Brexit : l’Irlande va-t-elle conduire à un « hard Brexit » ?

Mis à jour : 4 oct. 2018


© Noorinfo

Les faits :

Un sommet européen informel les 19-20 septembre en Autriche a mis en exergue la difficulté de trouver un accord sur la situation de l’Irlande après la sortie du Royaume-Uni de l’Union Européenne le 29 mars prochain.


Mon décryptage :

L’Irlande est divisée en deux parties : la République d’Irlande (dit Irlande) et l’Irlande du Nord. L’Irlande est un état indépendant de 4,8M d’habitants majoritairement catholiques, membre de l’Union Européenne depuis le 1/1/1973 et membre de la zone euro depuis le 1/1/1999. L’Irlande du Nord est un pays de 1,8M d’habitants (48% protestants, 45% catholiques) qui dépend du Royaume-Uni.


La sortie du Royaume-Uni de l’Union Européenne établit donc une fracture entre ces 2 parties irlandaises. Le sujet est d’autant plus délicat que ces deux pays ont signé il y a 20 ans un accord de paix mettant fin à 30 ans de guerre civile entre les nationalistes catholiques irlandais et les loyalistes protestants attachés au Royaume-Uni. La mise en place d’une frontière entre le Nord et le Sud risquerait de raviver les flammes de ce conflit.


Ni le Royaume-Uni ni l’Union Européenne ne souhaitent le rétablissement d’une frontière.


Problème : leurs propositions sont incompatibles entre elles.

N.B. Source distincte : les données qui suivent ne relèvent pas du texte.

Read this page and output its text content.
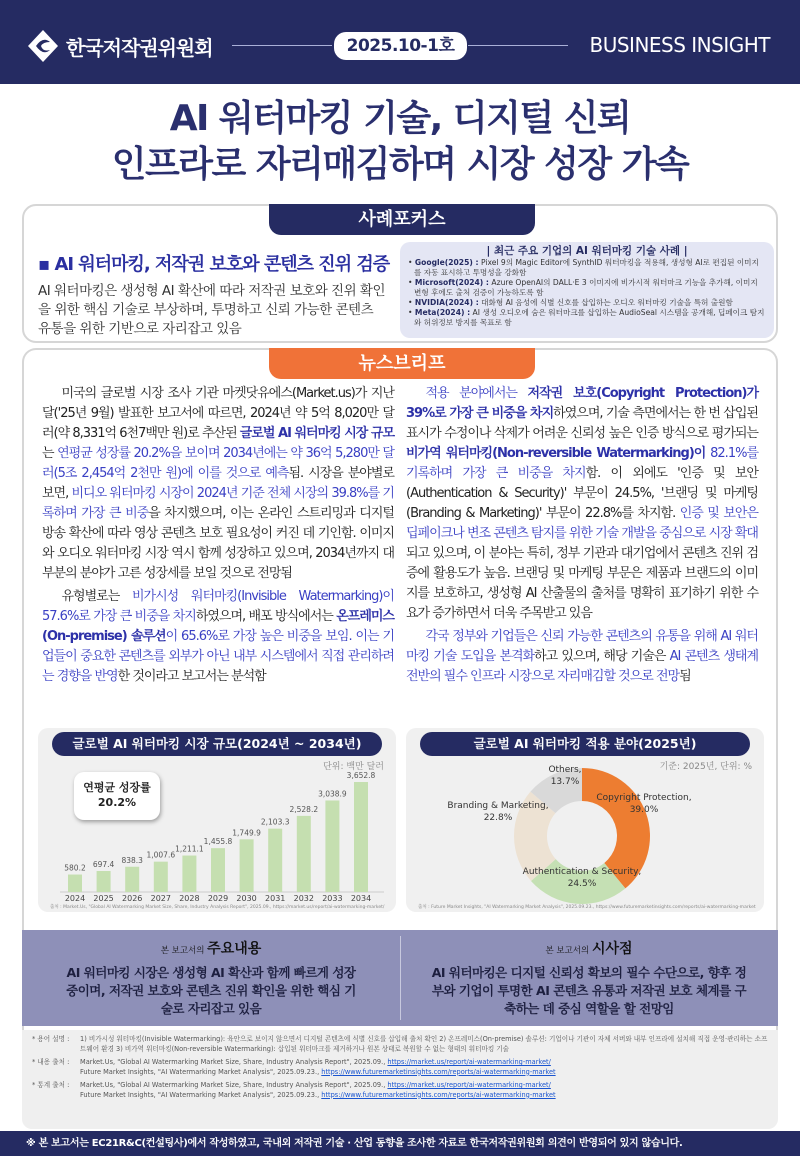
한국저작권위원회	2025.10-1호	BUSINESS INSIGHT
AI 워터마킹 기술, 디지털 신뢰
인프라로 자리매김하며 시장 성장 가속
사례포커스
▪ AI 워터마킹, 저작권 보호와 콘텐츠 진위 검증
AI 워터마킹은 생성형 AI 확산에 따라 저작권 보호와 진위 확인을 위한 핵심 기술로 부상하며, 투명하고 신뢰 가능한 콘텐츠 유통을 위한 기반으로 자리잡고 있음
| 최근 주요 기업의 AI 워터마킹 기술 사례 |
• Google(2025) : Pixel 9의 Magic Editor에 SynthID 워터마킹을 적용해, 생성형 AI로 편집된 이미지를 자동 표시하고 투명성을 강화함
• Microsoft(2024) : Azure OpenAI의 DALL·E 3 이미지에 비가시적 워터마크 기능을 추가해, 이미지 변형 후에도 출처 검증이 가능하도록 함
• NVIDIA(2024) : 대화형 AI 음성에 식별 신호를 삽입하는 오디오 워터마킹 기술을 특허 출원함
• Meta(2024) : AI 생성 오디오에 숨은 워터마크를 삽입하는 AudioSeal 시스템을 공개해, 딥페이크 탐지와 허위정보 방지를 목표로 함
뉴스브리프

미국의 글로벌 시장 조사 기관 마켓닷유에스(Market.us)가 지난달('25년 9월) 발표한 보고서에 따르면, 2024년 약 5억 8,020만 달러(약 8,331억 6천7백만 원)로 추산된 글로벌 AI 워터마킹 시장 규모는 연평균 성장률 20.2%을 보이며 2034년에는 약 36억 5,280만 달러(5조 2,454억 2천만 원)에 이를 것으로 예측됨. 시장을 분야별로 보면, 비디오 워터마킹 시장이 2024년 기준 전체 시장의 39.8%를 기록하며 가장 큰 비중을 차지했으며, 이는 온라인 스트리밍과 디지털 방송 확산에 따라 영상 콘텐츠 보호 필요성이 커진 데 기인함. 이미지와 오디오 워터마킹 시장 역시 함께 성장하고 있으며, 2034년까지 대부분의 분야가 고른 성장세를 보일 것으로 전망됨

유형별로는 비가시성 워터마킹(Invisible Watermarking)이 57.6%로 가장 큰 비중을 차지하였으며, 배포 방식에서는 온프레미스(On-premise) 솔루션이 65.6%로 가장 높은 비중을 보임. 이는 기업들이 중요한 콘텐츠를 외부가 아닌 내부 시스템에서 직접 관리하려는 경향을 반영한 것이라고 보고서는 분석함

적용 분야에서는 저작권 보호(Copyright Protection)가 39%로 가장 큰 비중을 차지하였으며, 기술 측면에서는 한 번 삽입된 표시가 수정이나 삭제가 어려운 신뢰성 높은 인증 방식으로 평가되는 비가역 워터마킹(Non-reversible Watermarking)이 82.1%를 기록하며 가장 큰 비중을 차지함. 이 외에도 '인증 및 보안(Authentication & Security)' 부문이 24.5%, '브랜딩 및 마케팅(Branding & Marketing)' 부문이 22.8%를 차지함. 인증 및 보안은 딥페이크나 변조 콘텐츠 탐지를 위한 기술 개발을 중심으로 시장 확대되고 있으며, 이 분야는 특히, 정부 기관과 대기업에서 콘텐츠 진위 검증에 활용도가 높음. 브랜딩 및 마케팅 부문은 제품과 브랜드의 이미지를 보호하고, 생성형 AI 산출물의 출처를 명확히 표기하기 위한 수요가 증가하면서 더욱 주목받고 있음

각국 정부와 기업들은 신뢰 가능한 콘텐츠의 유통을 위해 AI 워터마킹 기술 도입을 본격화하고 있으며, 해당 기술은 AI 콘텐츠 생태계 전반의 필수 인프라 시장으로 자리매김할 것으로 전망됨

글로벌 AI 워터마킹 시장 규모(2024년 ~ 2034년)
단위: 백만 달러
580.2
2024
697.4
2025
838.3
2026
1,007.6
2027
1,211.1
2028
1,455.8
2029
1,749.9
2030
2,103.3
2031
2,528.2
2032
3,038.9
2033
3,652.8
2034
연평균 성장률
20.2%
출처 : Market.Us, "Global AI Watermarking Market Size, Share, Industry Analysis Report", 2025.09., https://market.us/report/ai-watermarking-market/
글로벌 AI 워터마킹 적용 분야(2025년)
기준: 2025년, 단위: %
Copyright Protection,
39.0%
Authentication & Security,
24.5%
Branding & Marketing,
22.8%
Others,
13.7%
출처 : Future Market Insights, "AI Watermarking Market Analysis", 2025.09.23., https://www.futuremarketinsights.com/reports/ai-watermarking-market
본 보고서의 주요내용
AI 워터마킹 시장은 생성형 AI 확산과 함께 빠르게 성장 중이며, 저작권 보호와 콘텐츠 진위 확인을 위한 핵심 기술로 자리잡고 있음
본 보고서의 시사점
AI 워터마킹은 디지털 신뢰성 확보의 필수 수단으로, 향후 정부와 기업이 투명한 AI 콘텐츠 유통과 저작권 보호 체계를 구축하는 데 중심 역할을 할 전망임
* 용어 설명 :	1) 비가시성 워터마킹(Invisible Watermarking): 육안으로 보이지 않으면서 디지털 콘텐츠에 식별 신호를 삽입해 출처 확인 2) 온프레미스(On-premise) 솔루션: 기업이나 기관이 자체 서버와 내부 인프라에 설치해 직접 운영·관리하는 소프트웨어 환경 3) 비가역 워터마킹(Non-reversible Watermarking): 삽입된 워터마크를 제거하거나 원본 상태로 복원할 수 없는 형태의 워터마킹 기술
* 내용 출처 :	Market.Us, "Global AI Watermarking Market Size, Share, Industry Analysis Report", 2025.09., https://market.us/report/ai-watermarking-market/
Future Market Insights, "AI Watermarking Market Analysis", 2025.09.23., https://www.futuremarketinsights.com/reports/ai-watermarking-market
* 통계 출처 :	Market.Us, "Global AI Watermarking Market Size, Share, Industry Analysis Report", 2025.09., https://market.us/report/ai-watermarking-market/
Future Market Insights, "AI Watermarking Market Analysis", 2025.09.23., https://www.futuremarketinsights.com/reports/ai-watermarking-market
※ 본 보고서는 EC21R&C(컨설팅사)에서 작성하였고, 국내외 저작권 기술 · 산업 동향을 조사한 자료로 한국저작권위원회 의견이 반영되어 있지 않습니다.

L’Union Européenne propose que l’Irlande du Nord ait un statut douanier séparé du reste du Royaume-Uni, aligné sur les règles de l’Union Européenne, appelé « Irish backstop ». Il faudrait cependant une frontière maritime entre l’Irlande du Nord et le Royaume-Uni.


T. May s’y oppose fermement car cela romprait l’unité du Royaume-Uni. Elle doit aussi respecter la volonté du DUP (Democratic Unionist Party) en Irlande du Nord, avec lequel elle a signé un accord de gouvernement en juin 2017 et qui y est opposé, au risque de menacer sa majorité parlementaire.


T. May propose, dans son plan « Chequers », du nom de sa villégiature officielle, une sorte d’Union douanière, où le Royaume-Uni collecterait les droits de douane en Irlande du Nord avec des taux différents selon le pays de destination à qui il reverserait ce qui lui revient.


Inacceptable pour l’Union Européenne qui n’a aucune intention de déléguer sa politique douanière, y voit une incapacité à contrôler les flux de marchandises sans frontière et une source de fraude.


Le comble : les Irlandais du Nord ont voté à 56% contre le Brexit et seraient même 70% aujourd’hui à vouloir rester dans l’Union Européenne.


Ma recommandation :

Il va falloir que le Royaume-Uni et l’Union Européenne fassent rapidement preuve d’imagination pour se sortir de cet imbroglio irlandais car aucun compromis n’est apparu lors du sommet de Salzbourg. Le calendrier semble difficile à respecter : les conditions du Brexit devraient être approuvées lors d’un sommet extraordinaire les 13 et 14 novembre. Le Parlement britannique et le Parlement européen devront ensuite ratifier le texte avant le 29 mars 2019, date de sortie officielle du Royaume-Uni de l’Union Européenne. Il est cependant prévu une période de transition jusqu’à fin 2020 durant laquelle le Royaume-Uni restera dans l’union douanière européenne. Tous les scénarios sont encore possibles : « hard Brexit » ou « soft Brexit » car même si la volonté des 2 parties de trouver un accord est réelle, encore faut-il que cet accord soit ratifié par le Parlement britannique.


Le baromètre de la situation est la livre sterling : après avoir baissé de 20% depuis le référendum du 23 juin 2016, la livre sterling s’est stabilisée autour d’1,13€.Un rebond est probable en cas d’accord mais sans accord, certains experts prévoient qu’elle pourrait atteindre 1 €.